Outflow properties of DIGIT embedded sources

We present a study of outflows on 24 embedded young stellar objects selected from the source list of the Dust, Ice, and Gas in Time (DIGIT) Herschel key program. To study the relation between the CO outflows observed in low-J transitions and the properties of protostars more consistently with a homogeneous data set, we mapped the CO outflows of the selected targets in the J = 1-0 and J = 2-1 lines with two Korean telescopes (SRAO and TRAO). We compare CO outflow force ($F_{CO}$) with the bolometric luminosity, ($L_{bol}$) bolometric temperature, and the FIR molecular line luminosities of CO, $H_2O$, OH, and [O I] detected by the Herschel-PACS observations. We find that $F_{CO}$ of J = 1-0 is greater than that of 2-1 by a factor of ~ 2. The well known correlation between $F_{CO\;2-1}$ and $L_{bol}$ is not very evident in our sample as a whole, but they show a rather strong correlation when IRAM 04191+1522 is excluded.

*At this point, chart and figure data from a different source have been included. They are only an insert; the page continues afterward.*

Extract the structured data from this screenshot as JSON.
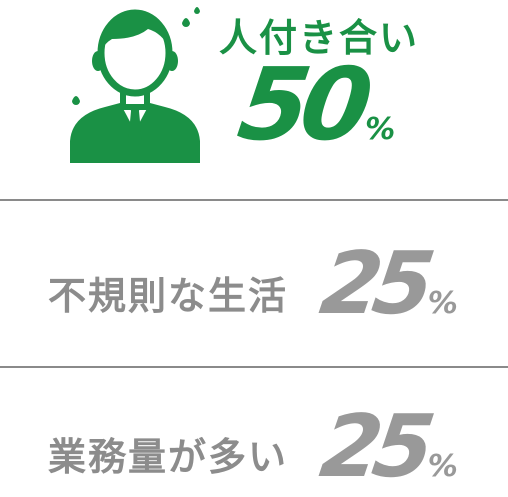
{
  "chart_data": {
    "type": "table",
    "rows": [
      {
        "label": "人付き合い",
        "value": 50,
        "unit": "%",
        "color": "#1a9145"
      },
      {
        "label": "不規則な生活",
        "value": 25,
        "unit": "%",
        "color": "#999999"
      },
      {
        "label": "業務量が多い",
        "value": 25,
        "unit": "%",
        "color": "#999999"
      }
    ]
  },
  "icon": "businessman-avatar-icon",
  "colors": {
    "accent": "#1a9145",
    "muted": "#999999",
    "divider": "#8a8a8a"
  }
}
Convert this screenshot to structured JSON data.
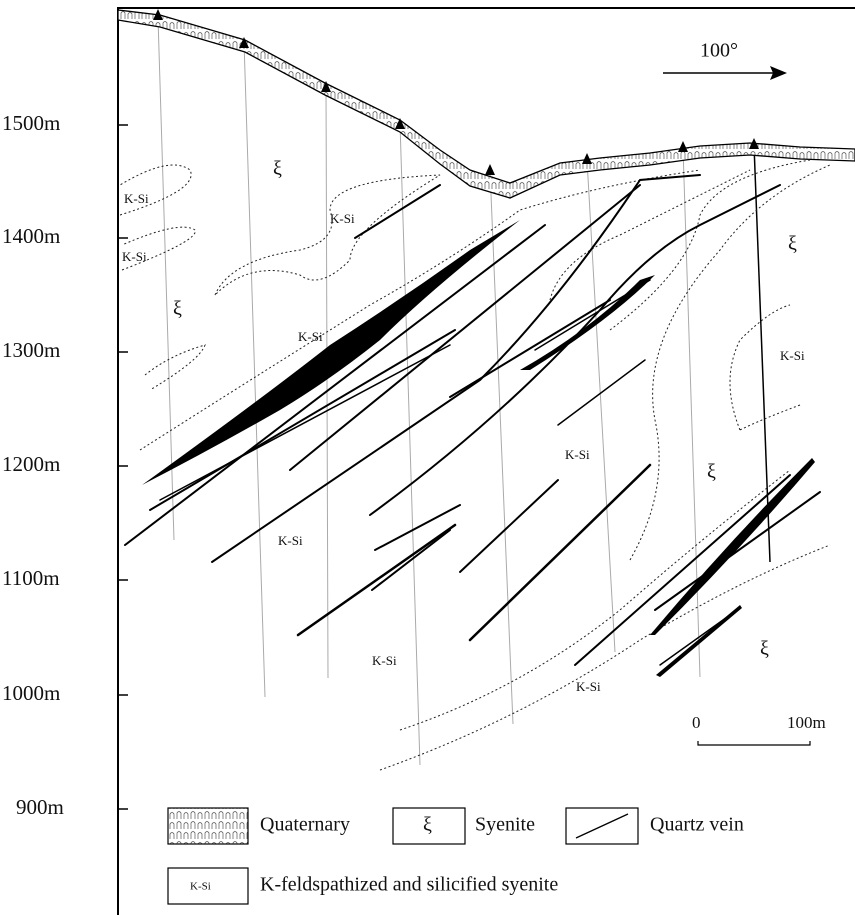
{
  "elevation_labels": [
    "1500m",
    "1400m",
    "1300m",
    "1200m",
    "1100m",
    "1000m",
    "900m"
  ],
  "direction": "100°",
  "scale_bar": {
    "start": "0",
    "end": "100m"
  },
  "map_labels": [
    "ξ",
    "K-Si",
    "K-Si",
    "K-Si",
    "ξ",
    "K-Si",
    "ξ",
    "K-Si",
    "K-Si",
    "ξ",
    "K-Si",
    "K-Si",
    "K-Si",
    "ξ"
  ],
  "legend": {
    "quaternary": "Quaternary",
    "syenite_symbol": "ξ",
    "syenite": "Syenite",
    "quartz_vein": "Quartz vein",
    "ksi_symbol": "K-Si",
    "ksi": "K-feldspathized and silicified syenite"
  }
}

IRAM 04191+1522 has relatively high $F_{CO\;2-1}$ in spite of its low $L_{bol}$. This object is a well-known VeLLO, which is believed in the quiescent phase of the episodic mass accretion in the embedded stage. $L_{bol}$ traces a current accretion, but $F_{CO\;2-1}$ traces accretion happened long ago. Therefore, the low-$L_{bol}$ with the high-$F_{CO\;2-1}$ can be explained by the episodic accretion. $F_{CO\;2-1}$ shows little correlation with individual FIR line luminosities of CO, $H_2O$, OH, while [O I] and total FIR line luminosity seem to have correlations with $F_{CO\;2-1}$. This result is interpreted as the accretion energy deposits on species differently depending on shock properties, but the total FIR line luminosity sums the total accretion energy dispersed to different species.